外族の言語を習得済みだと思われるアルスヤラルユル。



 香料会の表向きな活動は、料理に使われる香料の種類の多さやそれを広めるための宗教団体であるのだが、香料を崇めるわけではなく広めるためのものなので宗教団体とは別じゃないかと疑問になるところなのだが、本当の目的が外族の信者探しも含めている為、宗教団体として扱うには丁度いい隠れ蓑になるわけだ。でも表向きの宗教活動をしなければ怪しまれるので、不定期に魔王城に訪れて香料会の開催をお知らせするのである。

 だが、俺が魔界に来てから初めての香料会へのお誘いなのだが、一体何をするのか見当がつかないので、開催が決まると同時に行っているというアラルさんに話を訊いてみることにした。

「不定期に開催される香料会について? キオリはそう言うのに興味がないのだと思っていたんだが……」

 と怪訝そうな顔をされた。

「香料会の設立者である。えーっと…………アルスヤラルユルさんって人に、招待状を貰ったんだよ、それで、香料会ってのには詳しくないからどんなものかなって思ってさ」

 以前まではアラルさんに対して真面目な口調で話していたのだが、途中から呆れたような顔をしてから、普段の口調で話してくれと言われて以来、素の口調で話している。ヘルモーズの時から違和感がありまくりだったらしい。
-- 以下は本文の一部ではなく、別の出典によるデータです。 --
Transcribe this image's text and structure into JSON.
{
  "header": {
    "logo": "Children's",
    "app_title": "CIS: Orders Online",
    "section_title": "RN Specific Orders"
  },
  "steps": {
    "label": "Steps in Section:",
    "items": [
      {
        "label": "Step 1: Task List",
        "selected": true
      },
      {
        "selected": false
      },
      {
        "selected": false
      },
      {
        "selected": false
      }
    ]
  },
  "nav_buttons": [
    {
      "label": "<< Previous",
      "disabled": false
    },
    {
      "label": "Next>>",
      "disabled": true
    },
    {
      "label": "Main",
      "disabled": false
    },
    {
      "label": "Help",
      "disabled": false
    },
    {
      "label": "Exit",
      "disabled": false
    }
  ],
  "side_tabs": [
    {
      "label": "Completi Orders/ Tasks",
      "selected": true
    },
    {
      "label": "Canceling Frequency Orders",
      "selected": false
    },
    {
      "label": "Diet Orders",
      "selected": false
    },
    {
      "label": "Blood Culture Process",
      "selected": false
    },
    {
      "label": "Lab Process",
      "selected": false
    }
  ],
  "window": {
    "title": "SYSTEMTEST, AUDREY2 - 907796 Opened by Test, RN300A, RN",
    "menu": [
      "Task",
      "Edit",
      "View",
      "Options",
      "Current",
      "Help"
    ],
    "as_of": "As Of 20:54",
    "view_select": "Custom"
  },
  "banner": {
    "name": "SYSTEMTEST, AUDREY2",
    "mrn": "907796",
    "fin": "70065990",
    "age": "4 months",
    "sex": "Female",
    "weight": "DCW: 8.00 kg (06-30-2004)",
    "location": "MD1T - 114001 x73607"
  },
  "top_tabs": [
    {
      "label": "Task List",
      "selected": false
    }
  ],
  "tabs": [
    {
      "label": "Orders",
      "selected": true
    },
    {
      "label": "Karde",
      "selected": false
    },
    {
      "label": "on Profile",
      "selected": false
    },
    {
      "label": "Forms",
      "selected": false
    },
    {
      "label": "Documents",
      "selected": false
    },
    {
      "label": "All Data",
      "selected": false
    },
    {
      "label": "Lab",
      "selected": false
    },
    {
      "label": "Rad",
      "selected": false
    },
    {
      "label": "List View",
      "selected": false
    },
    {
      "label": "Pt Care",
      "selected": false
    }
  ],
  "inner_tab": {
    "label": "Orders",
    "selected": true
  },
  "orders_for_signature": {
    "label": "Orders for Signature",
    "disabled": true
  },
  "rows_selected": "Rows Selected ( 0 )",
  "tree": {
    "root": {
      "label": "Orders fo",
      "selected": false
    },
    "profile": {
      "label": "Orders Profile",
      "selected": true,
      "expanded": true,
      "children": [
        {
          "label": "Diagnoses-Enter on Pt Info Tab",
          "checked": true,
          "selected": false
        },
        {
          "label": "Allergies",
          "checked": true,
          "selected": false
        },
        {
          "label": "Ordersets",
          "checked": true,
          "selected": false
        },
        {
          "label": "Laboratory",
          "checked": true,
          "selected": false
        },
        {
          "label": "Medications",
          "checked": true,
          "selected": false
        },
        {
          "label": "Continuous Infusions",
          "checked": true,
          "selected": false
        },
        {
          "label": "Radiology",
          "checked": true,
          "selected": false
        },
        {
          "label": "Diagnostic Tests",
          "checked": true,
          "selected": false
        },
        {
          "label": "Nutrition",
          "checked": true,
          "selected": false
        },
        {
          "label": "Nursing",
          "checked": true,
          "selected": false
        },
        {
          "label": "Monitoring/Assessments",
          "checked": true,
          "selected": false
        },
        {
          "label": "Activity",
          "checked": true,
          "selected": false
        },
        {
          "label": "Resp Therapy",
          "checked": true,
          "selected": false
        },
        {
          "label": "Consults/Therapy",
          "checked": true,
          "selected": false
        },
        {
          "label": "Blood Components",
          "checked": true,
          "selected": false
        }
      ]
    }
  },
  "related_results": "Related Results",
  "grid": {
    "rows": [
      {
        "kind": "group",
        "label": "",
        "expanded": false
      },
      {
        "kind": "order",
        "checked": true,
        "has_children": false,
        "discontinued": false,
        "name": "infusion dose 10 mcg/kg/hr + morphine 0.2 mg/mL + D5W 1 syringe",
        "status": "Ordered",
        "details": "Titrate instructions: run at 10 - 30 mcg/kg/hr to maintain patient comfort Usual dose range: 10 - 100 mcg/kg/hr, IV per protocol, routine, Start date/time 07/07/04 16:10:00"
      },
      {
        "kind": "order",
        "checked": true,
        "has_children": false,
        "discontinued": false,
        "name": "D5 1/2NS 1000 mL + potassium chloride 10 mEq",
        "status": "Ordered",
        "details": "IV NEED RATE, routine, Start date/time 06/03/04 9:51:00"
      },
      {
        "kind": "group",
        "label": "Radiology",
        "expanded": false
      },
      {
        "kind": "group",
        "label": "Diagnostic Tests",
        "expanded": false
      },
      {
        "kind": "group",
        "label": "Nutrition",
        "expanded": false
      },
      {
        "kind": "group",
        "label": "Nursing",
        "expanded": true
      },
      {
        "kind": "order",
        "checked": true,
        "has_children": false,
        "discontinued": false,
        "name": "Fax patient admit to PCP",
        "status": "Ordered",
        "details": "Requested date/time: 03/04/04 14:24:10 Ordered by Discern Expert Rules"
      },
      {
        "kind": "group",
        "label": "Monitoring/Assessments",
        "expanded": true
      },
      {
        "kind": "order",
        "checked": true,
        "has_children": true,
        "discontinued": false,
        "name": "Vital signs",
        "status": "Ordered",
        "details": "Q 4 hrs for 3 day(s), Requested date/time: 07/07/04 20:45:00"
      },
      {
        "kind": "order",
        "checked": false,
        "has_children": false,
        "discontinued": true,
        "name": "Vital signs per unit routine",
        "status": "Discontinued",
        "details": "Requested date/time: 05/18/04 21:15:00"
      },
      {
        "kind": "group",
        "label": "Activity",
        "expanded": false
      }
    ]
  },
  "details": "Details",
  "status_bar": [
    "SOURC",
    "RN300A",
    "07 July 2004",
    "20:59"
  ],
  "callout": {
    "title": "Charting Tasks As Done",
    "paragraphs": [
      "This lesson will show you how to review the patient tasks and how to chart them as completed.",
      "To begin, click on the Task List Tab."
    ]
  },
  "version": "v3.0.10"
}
 ヘルモーズだった時の記憶は、正直に言うと曖昧な部分がある。自分が自分じゃない感じってのは、ありきたりのような気もするが、分かりやすく例えるなら夢を見ているような気分だ。少し白い靄がかかっているが、周りは鮮明に見えているような錯覚が覚えるアレだ。夢のような感覚なので、覚えていたり覚えていなかったりしている。

 閑話休題。

 話を元に戻すが、俺の言葉にアラルさんは驚愕し俺の両肩をアラルさんの両手でがっしりと掴んでから

「あの、アルスヤラルユルとあったのか!?」

 険しい顔で俺に詰め寄った。

「!? あ、ああ…………。何かあったのか?」

 突然の事に、俺は驚愕しながら尋ねれば、アラルさんは複雑そうな顔をしながら

「本当に、どうでもいいことなんだが」

 と言ってからまた黙り、数分して意を決したような戦場へ向かう戦士のような顔つきをしてから

「その…………喧嘩しているんだ」

 とそう言った。

「喧嘩…………」

「ああ。アルスヤラルユルと俺は、名前が似通っているからよく遊ぶ仲だったんだが、そのせいで、名前の間違いで互いに不利益になることが起きたんだ。そのせいもあって気まずいままで、お互い連絡をとってなかったんだが…………。まさか、ここでアルスヤラルユルという名を訊くとは……」

 俺の呆けた答えにアラルさんは頷いてから困惑気味に教えてくれた。

 名前の間違いで不利益になることって? とは尋ねなかった。お互いの喧嘩内容まで足を踏み入れることはないだろう。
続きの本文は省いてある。